Officials from the Institute of Medicine, which issued the report last week at the request of Congress, said the departments need a better handle on what treatments work.
“All of the services have some type of PTSD treatment program, but no single source within DOD or any of the service branches maintains a complete listing of such programs, tracks the development of new and emerging programs, or has appropriate resources in place to direct servicemembers to programs that may best meet their individual needs,” the report says.
The findings come as military and veterans officials struggle with the effects of more than a decade of war and prepare for the anticipated flood of mental health cases on the horizon.
Medical studies have shown that as many as one-fifth of the 2.6 million troops who served in Iraq and Afghanistan may develop post-traumatic stress disorder. The Institute of Medicine study noted that only slightly more than half of those diagnosed with PTSD actually received treatment for it, either because of problems with access to care or due to perceived stigma associated with the diagnosis.
More than 476,000 veterans received treatment for post-traumatic stress disorder in VA medical centers and clinics in fiscal 2011.
The Institute of Medicine report praised VA and military leaders for a 2010 joint guidance on diagnosis and care of PTSD patients, but noted that neither department tracks whether their providers actually follow those guidelines.
The report says that neither the DOD or VA has adequately explored innovative approaches such as acupuncture and alternative medicines. It also recommends PTSD screening once a year for all troops, mirroring monitoring currently done on at-risk veterans. Researchers said both departments need to develop better baselines for success of their programs, to help craft future treatments.
“Screening for PTSD is ineffective unless there is adequate follow-up to confirm or refuse a positive screen and [there is] adequate capability to provide appropriate treatment,” the report stated.

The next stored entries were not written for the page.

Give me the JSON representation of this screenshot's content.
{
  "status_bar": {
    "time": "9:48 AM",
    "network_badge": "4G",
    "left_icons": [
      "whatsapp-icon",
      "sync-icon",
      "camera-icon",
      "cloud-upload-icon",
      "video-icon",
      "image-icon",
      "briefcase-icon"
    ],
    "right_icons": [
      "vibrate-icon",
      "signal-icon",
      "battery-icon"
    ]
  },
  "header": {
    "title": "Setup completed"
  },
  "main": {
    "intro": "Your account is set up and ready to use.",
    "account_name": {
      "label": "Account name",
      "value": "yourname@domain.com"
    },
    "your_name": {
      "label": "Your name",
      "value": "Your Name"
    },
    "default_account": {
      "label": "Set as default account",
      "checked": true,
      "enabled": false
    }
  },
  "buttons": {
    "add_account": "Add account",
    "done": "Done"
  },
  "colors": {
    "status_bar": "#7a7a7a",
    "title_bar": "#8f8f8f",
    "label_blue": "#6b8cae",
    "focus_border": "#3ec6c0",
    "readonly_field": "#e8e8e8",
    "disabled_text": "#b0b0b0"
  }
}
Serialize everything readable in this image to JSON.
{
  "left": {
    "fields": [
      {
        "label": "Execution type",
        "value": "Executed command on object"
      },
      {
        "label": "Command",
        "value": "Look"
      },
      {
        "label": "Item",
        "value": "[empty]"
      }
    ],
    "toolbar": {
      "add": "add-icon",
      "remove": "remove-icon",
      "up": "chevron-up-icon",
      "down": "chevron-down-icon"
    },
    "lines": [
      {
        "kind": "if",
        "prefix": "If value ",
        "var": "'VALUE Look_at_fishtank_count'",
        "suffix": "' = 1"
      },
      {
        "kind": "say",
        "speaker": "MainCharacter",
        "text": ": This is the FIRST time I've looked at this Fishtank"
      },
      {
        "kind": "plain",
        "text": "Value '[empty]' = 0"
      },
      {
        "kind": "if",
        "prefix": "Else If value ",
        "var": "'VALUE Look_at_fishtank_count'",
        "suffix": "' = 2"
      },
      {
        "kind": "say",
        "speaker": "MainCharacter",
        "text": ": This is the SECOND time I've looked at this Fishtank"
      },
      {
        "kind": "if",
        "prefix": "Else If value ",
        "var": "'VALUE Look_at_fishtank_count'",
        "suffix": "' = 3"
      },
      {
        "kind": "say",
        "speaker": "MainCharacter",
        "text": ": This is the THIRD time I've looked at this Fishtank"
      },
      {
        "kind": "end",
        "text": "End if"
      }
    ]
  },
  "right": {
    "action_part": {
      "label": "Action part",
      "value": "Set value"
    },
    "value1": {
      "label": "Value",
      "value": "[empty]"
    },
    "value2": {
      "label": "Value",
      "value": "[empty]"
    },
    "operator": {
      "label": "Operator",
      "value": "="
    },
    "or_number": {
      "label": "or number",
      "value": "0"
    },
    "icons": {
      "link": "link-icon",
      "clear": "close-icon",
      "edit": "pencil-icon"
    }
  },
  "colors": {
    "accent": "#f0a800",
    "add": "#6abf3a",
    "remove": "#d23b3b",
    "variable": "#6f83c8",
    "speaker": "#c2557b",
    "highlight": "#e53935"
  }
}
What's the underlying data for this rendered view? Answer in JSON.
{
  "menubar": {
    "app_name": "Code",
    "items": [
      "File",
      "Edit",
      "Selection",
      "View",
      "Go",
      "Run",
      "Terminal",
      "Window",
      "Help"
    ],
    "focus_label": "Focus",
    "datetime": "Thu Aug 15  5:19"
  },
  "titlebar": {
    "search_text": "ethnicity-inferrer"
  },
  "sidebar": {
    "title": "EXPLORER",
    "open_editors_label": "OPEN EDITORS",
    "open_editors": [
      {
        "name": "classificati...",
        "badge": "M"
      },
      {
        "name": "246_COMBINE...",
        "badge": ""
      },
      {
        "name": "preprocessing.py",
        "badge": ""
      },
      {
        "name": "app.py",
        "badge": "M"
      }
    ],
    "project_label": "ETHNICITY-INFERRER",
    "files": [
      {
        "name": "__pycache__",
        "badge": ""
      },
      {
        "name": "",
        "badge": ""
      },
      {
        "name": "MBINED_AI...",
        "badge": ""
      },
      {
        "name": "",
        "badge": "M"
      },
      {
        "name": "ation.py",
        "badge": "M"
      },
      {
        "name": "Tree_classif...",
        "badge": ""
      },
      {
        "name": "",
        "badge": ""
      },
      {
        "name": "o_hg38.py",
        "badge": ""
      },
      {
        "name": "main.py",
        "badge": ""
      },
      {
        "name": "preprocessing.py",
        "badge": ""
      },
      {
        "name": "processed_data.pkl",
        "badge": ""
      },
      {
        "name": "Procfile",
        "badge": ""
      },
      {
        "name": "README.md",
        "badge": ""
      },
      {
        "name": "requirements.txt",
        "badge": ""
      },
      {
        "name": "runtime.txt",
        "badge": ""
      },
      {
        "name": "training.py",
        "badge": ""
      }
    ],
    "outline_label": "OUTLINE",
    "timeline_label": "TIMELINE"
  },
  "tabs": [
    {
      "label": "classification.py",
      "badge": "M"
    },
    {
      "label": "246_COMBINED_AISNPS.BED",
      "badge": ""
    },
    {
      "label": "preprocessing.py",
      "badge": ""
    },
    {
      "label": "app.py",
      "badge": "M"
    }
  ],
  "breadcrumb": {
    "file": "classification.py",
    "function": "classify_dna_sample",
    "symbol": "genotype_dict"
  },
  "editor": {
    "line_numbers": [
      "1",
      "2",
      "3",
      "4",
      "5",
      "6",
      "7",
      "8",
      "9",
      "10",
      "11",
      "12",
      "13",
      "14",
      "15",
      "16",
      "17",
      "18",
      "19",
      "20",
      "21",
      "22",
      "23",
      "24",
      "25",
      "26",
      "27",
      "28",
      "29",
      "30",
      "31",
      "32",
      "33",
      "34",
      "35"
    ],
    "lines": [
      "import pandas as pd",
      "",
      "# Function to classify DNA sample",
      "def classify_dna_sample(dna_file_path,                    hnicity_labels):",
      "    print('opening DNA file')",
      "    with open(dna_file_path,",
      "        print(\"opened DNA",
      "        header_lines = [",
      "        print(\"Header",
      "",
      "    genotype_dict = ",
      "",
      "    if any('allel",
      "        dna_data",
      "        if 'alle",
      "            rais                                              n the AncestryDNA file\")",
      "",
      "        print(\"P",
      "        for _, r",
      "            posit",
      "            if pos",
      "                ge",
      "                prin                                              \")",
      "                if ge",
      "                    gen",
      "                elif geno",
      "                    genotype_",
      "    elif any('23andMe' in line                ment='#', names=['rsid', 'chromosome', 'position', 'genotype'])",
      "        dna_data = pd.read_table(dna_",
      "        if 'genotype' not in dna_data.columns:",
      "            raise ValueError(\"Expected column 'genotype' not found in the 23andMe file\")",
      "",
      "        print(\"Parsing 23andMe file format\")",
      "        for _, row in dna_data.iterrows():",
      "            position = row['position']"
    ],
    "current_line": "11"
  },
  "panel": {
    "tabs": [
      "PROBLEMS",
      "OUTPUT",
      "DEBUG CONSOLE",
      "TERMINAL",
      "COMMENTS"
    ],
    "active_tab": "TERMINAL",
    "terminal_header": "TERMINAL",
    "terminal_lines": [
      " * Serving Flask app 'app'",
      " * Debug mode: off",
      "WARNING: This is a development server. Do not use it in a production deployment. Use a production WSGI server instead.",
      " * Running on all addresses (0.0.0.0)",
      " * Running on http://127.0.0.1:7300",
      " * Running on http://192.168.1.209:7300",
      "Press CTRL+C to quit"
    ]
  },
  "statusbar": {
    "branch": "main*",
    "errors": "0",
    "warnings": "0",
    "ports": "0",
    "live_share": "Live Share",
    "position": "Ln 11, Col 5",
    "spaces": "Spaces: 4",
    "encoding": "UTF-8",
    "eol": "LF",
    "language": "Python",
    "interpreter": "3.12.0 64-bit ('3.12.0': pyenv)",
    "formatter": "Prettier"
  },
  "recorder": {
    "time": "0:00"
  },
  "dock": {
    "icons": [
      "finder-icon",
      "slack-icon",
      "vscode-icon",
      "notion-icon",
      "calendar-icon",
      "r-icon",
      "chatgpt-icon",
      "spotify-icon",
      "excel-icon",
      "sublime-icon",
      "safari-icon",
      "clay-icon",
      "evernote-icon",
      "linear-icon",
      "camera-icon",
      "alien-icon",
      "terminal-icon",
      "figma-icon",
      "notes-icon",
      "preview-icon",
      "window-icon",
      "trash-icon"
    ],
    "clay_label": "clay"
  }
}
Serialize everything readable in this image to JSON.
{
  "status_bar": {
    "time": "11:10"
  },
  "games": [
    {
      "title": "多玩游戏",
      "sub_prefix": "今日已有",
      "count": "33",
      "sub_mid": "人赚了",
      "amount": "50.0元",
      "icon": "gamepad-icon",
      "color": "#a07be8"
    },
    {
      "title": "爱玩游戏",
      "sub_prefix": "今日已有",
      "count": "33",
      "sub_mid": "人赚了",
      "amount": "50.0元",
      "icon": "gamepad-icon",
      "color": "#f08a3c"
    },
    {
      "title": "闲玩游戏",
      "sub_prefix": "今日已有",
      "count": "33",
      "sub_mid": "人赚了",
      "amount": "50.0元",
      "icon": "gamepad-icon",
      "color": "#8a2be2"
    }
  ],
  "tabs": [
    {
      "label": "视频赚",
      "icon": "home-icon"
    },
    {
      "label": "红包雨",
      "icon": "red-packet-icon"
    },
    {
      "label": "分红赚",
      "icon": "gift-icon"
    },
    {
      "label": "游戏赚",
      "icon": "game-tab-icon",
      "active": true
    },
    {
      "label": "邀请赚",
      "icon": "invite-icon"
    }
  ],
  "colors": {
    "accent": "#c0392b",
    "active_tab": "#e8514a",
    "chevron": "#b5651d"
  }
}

In separate statements, Pentagon and VA officials did not address the issue of tracking treatment success rates, but said their departments have worked closely to find solutions to the PTSD problems. Both also said they recognize the need for continued improvements.
VA officials have promised to hire 1,900 new mental health specialists and staffers this year to deal with lengthy wait times for veterans seeking treatment for illnesses like PTSD.
Last month, at a suicide prevention conference, Defense Secretary Leon Panetta said he wanted the Pentagon to be a “game-changing innovator” on issues of mental health, to benefit both military personnel and society at large.